Ryu had four earned runs in this period, but nine runs were given up. In 61 instances, the only time the difference between runs and ERA was more than five runs was in his last five games, which means that his teammates have been making a lot of mistakes. With fewer errors, Ryu’s results could have been even better.

The parade of errors began on August 14 against the Chicago Cubs. In the top of the first inning, Happ’s routine grounder to first base was not caught by the first baseman, Belt, putting runners on first and second. Two batters later, Ryu Hyun-jin hit a two-run double off Swanson. Both runs would have been unearned if not for Belt’s error.

On Aug. 21 against Cincinnati, Chapman’s throw to cut down Marte’s shallow fly ball to left field with runners on first and third put two runners on base at once. If the throwing error hadn’t been made, the run would have been unearned.

Again against Cleveland on Aug. 27, Ramirez and Gonzalez hit back-to-back singles with one out in the sixth inning, leading to back-to-back errors in the infield. A calmly executed one-out play would have put runners on second and third at best, and the inning would have ended without a run when Garcia struck out Jimenez, the second pitcher of the inning. Again, it was a non-run.

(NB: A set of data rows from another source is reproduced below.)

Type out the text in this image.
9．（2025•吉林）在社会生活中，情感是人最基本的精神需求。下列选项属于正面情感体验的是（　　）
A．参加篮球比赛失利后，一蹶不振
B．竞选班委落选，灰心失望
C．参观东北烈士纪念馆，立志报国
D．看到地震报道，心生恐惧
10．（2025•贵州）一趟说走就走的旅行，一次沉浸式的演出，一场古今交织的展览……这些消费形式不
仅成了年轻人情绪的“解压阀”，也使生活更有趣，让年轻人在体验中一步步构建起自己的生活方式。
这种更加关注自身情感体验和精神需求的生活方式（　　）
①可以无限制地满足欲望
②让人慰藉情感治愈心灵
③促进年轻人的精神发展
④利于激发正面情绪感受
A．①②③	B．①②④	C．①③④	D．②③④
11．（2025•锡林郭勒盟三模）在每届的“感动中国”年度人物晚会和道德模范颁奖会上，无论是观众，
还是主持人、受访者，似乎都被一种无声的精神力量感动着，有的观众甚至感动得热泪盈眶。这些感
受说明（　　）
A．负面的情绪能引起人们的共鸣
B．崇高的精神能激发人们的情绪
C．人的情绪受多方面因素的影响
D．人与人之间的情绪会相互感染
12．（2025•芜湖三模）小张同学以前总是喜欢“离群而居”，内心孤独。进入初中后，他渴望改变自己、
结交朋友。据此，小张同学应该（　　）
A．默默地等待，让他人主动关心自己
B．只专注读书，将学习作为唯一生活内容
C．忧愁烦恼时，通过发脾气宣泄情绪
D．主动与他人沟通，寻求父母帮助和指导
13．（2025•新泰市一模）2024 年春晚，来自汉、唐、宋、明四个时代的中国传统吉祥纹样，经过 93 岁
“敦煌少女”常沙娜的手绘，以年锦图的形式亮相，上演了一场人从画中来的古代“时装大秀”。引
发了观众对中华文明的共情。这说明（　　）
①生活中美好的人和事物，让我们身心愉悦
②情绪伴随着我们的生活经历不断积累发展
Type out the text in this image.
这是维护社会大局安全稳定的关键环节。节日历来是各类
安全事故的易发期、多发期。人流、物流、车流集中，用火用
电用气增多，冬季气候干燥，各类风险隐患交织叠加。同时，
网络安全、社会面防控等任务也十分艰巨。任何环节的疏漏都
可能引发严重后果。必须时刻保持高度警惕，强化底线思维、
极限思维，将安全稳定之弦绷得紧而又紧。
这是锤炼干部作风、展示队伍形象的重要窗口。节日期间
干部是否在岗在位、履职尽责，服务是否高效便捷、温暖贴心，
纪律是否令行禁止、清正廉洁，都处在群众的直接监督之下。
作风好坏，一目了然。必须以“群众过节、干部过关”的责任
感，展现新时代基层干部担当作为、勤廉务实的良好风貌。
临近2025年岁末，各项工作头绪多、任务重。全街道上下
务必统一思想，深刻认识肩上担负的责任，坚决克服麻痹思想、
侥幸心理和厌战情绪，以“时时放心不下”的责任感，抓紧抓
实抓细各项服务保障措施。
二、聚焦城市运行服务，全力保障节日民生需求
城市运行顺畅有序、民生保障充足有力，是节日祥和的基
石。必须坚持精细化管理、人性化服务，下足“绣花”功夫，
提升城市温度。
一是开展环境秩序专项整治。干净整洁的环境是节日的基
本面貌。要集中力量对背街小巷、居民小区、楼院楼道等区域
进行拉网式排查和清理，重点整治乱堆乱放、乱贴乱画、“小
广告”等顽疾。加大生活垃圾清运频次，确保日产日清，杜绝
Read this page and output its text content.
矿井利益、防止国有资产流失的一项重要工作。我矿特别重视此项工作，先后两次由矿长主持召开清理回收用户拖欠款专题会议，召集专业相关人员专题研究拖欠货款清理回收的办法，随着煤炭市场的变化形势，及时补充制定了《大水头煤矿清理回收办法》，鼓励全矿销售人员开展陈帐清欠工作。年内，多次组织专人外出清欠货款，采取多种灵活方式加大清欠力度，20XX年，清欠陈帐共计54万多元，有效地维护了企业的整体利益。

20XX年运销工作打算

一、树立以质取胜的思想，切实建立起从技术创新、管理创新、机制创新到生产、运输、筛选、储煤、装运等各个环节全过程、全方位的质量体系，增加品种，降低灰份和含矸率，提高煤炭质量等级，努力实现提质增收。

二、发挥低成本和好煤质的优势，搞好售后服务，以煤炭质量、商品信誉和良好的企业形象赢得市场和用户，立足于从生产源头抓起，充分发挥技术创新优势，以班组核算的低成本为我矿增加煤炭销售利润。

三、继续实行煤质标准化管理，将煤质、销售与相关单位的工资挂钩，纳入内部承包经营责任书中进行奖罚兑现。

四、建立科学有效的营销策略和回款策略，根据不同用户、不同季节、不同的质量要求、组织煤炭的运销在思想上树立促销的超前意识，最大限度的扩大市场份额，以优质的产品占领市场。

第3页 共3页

The batting support has been solid. However, Ryu’s defense hasn’t been up to the task. If Toronto’s defense was bad to begin with, this would be a fate that Ryu would have to accept. But then again, it’s not. Chapman is the best third base defender in the league, and the rest of the infield is average. The outfield, anchored by Kevin Kiermaier and Dalton Bashaw, is arguably the best defense in the league. And yet, when Ryu is on the mound, it’s a group effort.

Unearned runs don’t have much of an impact on the ERA calculation. However, they do affect some calculations, such as runs allowed and Wins Above Replacement (WAR). And since ERAs aren’t the only way to determine wins and losses, they can lead to losses for the team as well as for Ryu. Therefore, the fewer errors you make, the better, not necessarily for Ryu’s sake.

Toronto has a tough schedule ahead. In the midst of a tight American League wild-card race, Toronto is in fourth place with four games in hand. They are 1.5 games behind third-place Houston. Every game is on the line. Starting on the fifth, the Jays will need to win as many games as they can in a six-game series against the league’s weakest teams in Oakland and Kansas City. Ryu will pitch the final game of the three-game series against Oakland on July 7, starting at 4:37 AM.메이저사이트

After that, it’s a tough stretch of Texas, Boston, the New York Yankees, and Tampa Bay. The Yankees are the only team with a winning percentage below .500, and even they are close to .500 at 68-69 (.496) after four days. No team under 5% can ignore the Yankees. Toronto needs Ryu and the defense to be in sync, and the mound and the defense to be in sync.